En un artículo publicado en noticiasdenavarra.com, Fabricio de Potestad Menéndez escribió algo que bien pudiera referirse a la actuación de nuestra clase política, sea gobernante u opositora: “La praxis humana no parece atenerse a la ética, sino más bien al contrario, pues impera en ella el todo vale, si con ello se logran los propósitos perseguidos. Es cierto que se teme a la ley y sus sanciones, pero siempre la picaresca humana encuentra los resquicios necesarios para burlarla”.
A ningún actor político parece preocuparle mantener una actuación congruente con sus expresiones verbales. En su triple fase de candidato, por ejemplo, el actual presidente exigió de los gobernantes una actuación ética, un estricto apego a la ley, y abstenerse de influir en el proceso electoral, como lo ha ofrecido reiteradamente; pero una vez en el poder, la vara con que medía fue sustituida con la que utilizaban aquellos a quienes criticaba.
¿Quién no recuerda la frase “¡Cállate, chachalaca!” que dirigió al presidente Fox a mediados de marzo de 2006?. “Efectivamente, Fox fue imprudente y no se comportó como jefe de Estado”, escribió Luis Carlos Ugalde el 30 de junio del año pasado.

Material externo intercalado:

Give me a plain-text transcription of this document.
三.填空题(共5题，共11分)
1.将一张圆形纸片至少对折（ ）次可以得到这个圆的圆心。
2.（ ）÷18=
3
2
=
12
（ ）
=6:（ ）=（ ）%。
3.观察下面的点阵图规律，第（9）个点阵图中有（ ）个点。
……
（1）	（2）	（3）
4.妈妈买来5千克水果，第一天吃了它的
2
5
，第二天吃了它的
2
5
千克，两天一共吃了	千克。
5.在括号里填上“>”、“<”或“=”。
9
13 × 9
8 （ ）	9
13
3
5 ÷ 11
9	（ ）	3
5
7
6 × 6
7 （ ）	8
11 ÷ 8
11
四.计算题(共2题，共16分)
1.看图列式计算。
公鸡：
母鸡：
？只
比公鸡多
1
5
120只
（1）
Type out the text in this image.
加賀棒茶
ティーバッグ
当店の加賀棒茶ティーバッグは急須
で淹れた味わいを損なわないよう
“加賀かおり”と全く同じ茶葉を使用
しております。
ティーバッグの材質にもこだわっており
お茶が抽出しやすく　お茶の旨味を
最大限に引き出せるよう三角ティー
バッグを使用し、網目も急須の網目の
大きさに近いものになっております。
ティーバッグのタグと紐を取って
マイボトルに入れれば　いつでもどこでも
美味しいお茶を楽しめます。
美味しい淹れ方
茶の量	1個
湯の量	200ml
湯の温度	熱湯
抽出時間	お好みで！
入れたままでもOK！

Hoy la imprudencia está nuevamente presente en la investidura presidencial, justificando la creación de un círculo vicioso que a nada bueno conduce y que muestra que en el fondo el actual gobierno es igual a los previos.
En defensa de la coalición “Va por México”, el vocero de los diputados federales priistas Héctor Yunes, ha dicho una gran verdad que debió haber pronunciado también cuando su partido gobernaba: “necesitamos un Estado fuerte, no un Presidente fuerte, pues eso quedó en el pasado, ya que en las condiciones actuales un presidente fuerte implica el debilitamiento de las instituciones, que es el origen de muchos de los problemas que vive el país”.
En fin, como atinadamente afirmó Baltasar Gracián, “todo lo dora un buen fin, aunque lo desmientan los desacertados medios”.